I also have the SH GX2150 fixed mount radio. First thing I did was add the RAM3 mic, since in an emergency situation you want to be able to transmit from the cockpit. Having the radio display in the cockpit is also very beneficial.

Here's what I've gleaned from the manual and other online sources, although I have not fully tested out the capability to be 100% sure that it really works:

One really nice feature of the AIS receiver is that you can select a vessel that shows up on your AIS list and place a DSC call to that vessel without having to manually enter the 9-digit MMSI number. Since most radios do not have numeric keypads, entering a 9-digit number would have to be done with an up/down button or knob, one digit at a time - a major pain, and virtually impossible in an emergency situation. So being able to select a vessel from the AIS screen and just tap "call" is a BIG DEAL.
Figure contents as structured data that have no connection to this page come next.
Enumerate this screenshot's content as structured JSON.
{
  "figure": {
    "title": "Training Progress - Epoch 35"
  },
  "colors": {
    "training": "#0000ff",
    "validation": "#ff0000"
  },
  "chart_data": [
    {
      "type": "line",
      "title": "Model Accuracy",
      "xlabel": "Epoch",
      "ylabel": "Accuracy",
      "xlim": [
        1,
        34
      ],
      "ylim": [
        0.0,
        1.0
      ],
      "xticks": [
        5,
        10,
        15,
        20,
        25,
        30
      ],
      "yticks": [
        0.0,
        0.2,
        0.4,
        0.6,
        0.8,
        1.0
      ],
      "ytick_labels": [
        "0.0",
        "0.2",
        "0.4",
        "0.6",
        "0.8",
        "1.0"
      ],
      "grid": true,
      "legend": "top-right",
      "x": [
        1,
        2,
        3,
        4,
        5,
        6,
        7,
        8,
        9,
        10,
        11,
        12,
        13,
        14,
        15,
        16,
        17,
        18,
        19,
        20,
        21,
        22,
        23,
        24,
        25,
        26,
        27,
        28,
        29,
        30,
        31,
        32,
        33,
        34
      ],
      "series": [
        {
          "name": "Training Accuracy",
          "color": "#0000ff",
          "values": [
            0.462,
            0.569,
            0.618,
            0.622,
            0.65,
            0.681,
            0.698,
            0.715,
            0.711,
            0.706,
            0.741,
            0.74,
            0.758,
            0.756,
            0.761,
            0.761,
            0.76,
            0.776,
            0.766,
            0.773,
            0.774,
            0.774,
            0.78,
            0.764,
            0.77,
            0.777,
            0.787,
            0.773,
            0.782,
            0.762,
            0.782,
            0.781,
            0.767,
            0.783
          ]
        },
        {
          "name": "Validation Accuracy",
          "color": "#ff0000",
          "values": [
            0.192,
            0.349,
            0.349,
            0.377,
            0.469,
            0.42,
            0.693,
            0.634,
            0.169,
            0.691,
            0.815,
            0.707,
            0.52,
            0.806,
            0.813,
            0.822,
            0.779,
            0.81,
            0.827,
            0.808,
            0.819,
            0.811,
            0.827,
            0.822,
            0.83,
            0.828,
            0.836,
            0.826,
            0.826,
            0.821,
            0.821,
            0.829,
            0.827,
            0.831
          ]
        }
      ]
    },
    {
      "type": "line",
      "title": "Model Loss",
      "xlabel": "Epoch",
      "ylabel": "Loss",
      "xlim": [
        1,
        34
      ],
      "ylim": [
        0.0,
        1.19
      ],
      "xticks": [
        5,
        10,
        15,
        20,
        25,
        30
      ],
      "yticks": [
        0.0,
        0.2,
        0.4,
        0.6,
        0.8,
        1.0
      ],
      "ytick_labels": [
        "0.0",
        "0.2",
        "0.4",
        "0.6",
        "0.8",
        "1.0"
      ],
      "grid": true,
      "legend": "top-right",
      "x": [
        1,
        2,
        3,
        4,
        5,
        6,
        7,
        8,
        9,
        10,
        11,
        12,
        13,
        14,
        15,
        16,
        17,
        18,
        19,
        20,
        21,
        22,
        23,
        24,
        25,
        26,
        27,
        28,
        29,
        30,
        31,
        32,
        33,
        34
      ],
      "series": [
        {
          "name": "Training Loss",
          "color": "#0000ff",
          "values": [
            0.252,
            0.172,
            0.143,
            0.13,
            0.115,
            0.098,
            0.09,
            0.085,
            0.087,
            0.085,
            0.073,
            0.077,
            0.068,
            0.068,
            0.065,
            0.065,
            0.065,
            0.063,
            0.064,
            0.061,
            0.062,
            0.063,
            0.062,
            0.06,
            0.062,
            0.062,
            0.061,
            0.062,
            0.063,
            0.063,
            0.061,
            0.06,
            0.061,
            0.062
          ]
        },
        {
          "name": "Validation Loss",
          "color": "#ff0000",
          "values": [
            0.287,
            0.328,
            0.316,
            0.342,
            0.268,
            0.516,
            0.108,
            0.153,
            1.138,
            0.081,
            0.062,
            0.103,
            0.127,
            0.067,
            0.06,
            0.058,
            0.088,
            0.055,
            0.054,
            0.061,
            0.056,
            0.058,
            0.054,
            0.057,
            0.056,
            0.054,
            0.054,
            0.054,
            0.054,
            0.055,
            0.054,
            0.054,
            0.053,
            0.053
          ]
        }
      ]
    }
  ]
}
So here's the real benefit: If both you and the vessel that you are calling have your DSC radios set up properly, he will receive your GPS coordinates when you place the call to him. So you don't actually need an AIS transmitter to let another vessel know your position - just place a DSC call to him. (Likewise, if you receive a DSC call from another vessel, you get his GPS coordinates.) If you press the Distress button, your GPS coordinates go out to all vessels. Placing a DSC call does the same thing, just one vessel at a time. On my radio, there is also an "all ships" call that you can place that will send your GPS coordinates out with lower urgency than the "Distress" button.

If you're in a kayak, I can see that letting another vessel know your location by simply placing a DSC call to him could be a huge safety benefit.

This same feature is available on portable DSC radios, but you have to know a vessel's MMSI number to place a DSC call to one ship, and that's not easy to get without AIS. (I think you could still do the "all ships" and "distress" calls with a normal DSC radio.) But having AIS integrated in your radio not only gives you the MMSI number, but it also allows you to place the call without entering the number by just selecting the vessel.

The benefit of having AIS integrated in your radio to facilitate getting MMSI numbers and placing calls is so great that I have to think that someone will eventually come out with a portable version with DSC/GPS and AIS receive capabilities.

Meanwhile, you should go to Standard Horizon's website and download the manuals for the GX2150 fixed mount radio to get familiar with the AIS features, and also download the manual for their HX851 portable radio with GPS/DSC. You'll learn a lot about these radio's capabilities, including features that many owners don't even realize that they have.